Le portail occidental, ajouté en dernier lieu sous le règne de Henri II (1547-1559), est de style Renaissance. Il se compose de deux portes en plein cintre flanquées de colonnes doriques cannelées, supportant un entablement complet. Le décor sculpté, caractéristique de la Renaissance, inclut des caissons, des rosaces, et des têtes de chérubin, bien que fortement dégradé aujourd'hui. Ce portail, bien que de qualité, est décrit comme froid et formaliste, sans originalité particulière.
L'église Saint-Lucien est classée au titre des monuments historiques depuis le 29 août 1950. Elle a connu plusieurs restaurations, notamment au XIXe siècle, où le chœur roman, profondément dégradé, a été consolidé. En 1882, la paroisse a obtenu une relique de sainte Waudru, une vertèbre, pour remplacer celles perdues. En 1964, les obsèques de l'amiral Georges Thierry d'Argenlieu, chancelier de l'Ordre de la Libération, y ont été célébrées en présence du général de Gaulle. Aujourd'hui, l'église, bien que n'étant plus une paroisse indépendante, reste un lieu de culte actif au sein de la paroisse Saint-Vincent-de-Paul du Pays de Chaussé.
Le mobilier de l'église comprend plusieurs éléments notables, dont des dalles funéraires des XVIe et XVIIe siècles, comme celle de Françoise d'Argillière (1526) ou de Louis d'Hangest et son épouse Jeanne de Collincourt (XVIe-XVIIe siècles). Une plaque de fondation du XVIIe siècle rappelle le legs du sculpteur Fleury Macqueron, tandis qu'une plaque commémorative du XVIIIe siècle honore Pierre Joseph Gon de Vassigny, président de la Cour des aides de Paris. Les vitraux, partiellement classés, incluent des fragments d'un vitrail de 1554, aujourd'hui montés dans une fenêtre du bas-côté nord.
Architecturalement, l'église se distingue par son plan cruciforme simple et presque symétrique, avec une nef de trois travées accompagnée de bas-côtés, un transept non débordant, et un chœur carré au chevet plat.
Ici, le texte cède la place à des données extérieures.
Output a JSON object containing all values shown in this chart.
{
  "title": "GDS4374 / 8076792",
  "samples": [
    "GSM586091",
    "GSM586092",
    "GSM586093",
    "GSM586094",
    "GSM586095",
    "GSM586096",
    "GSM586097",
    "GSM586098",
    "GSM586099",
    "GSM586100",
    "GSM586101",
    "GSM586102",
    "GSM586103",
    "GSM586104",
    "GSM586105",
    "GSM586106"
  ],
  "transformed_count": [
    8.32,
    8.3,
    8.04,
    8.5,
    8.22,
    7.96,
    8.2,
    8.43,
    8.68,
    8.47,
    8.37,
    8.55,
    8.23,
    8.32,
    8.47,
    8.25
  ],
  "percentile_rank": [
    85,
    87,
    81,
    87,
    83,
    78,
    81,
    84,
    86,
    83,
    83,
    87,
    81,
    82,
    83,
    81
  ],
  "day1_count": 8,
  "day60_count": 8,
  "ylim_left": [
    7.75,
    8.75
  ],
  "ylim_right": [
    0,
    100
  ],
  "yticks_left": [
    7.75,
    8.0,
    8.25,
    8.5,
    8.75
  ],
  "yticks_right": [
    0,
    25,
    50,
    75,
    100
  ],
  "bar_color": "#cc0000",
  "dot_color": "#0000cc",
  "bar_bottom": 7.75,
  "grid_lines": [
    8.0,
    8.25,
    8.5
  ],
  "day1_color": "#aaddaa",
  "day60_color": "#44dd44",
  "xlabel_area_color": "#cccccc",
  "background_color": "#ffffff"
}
Le clocher, situé au-dessus du croisillon nord, est dépourvu d'intérêt architectural particulier, avec un étage de beffroi ajouré de baies en plein cintre. L'extérieur du chœur, sobre et peu décoré, reflète les caractéristiques de l'architecture romane primitive, tandis que les parties flamboyantes affichent un appareil en pierre de taille d'une grande régularité. L'église, entourée d'un cimetière, domine la rue principale du village grâce à un mur de soutènement, bien que son portail occidental, sans accès direct depuis la rue, soit peu utilisé.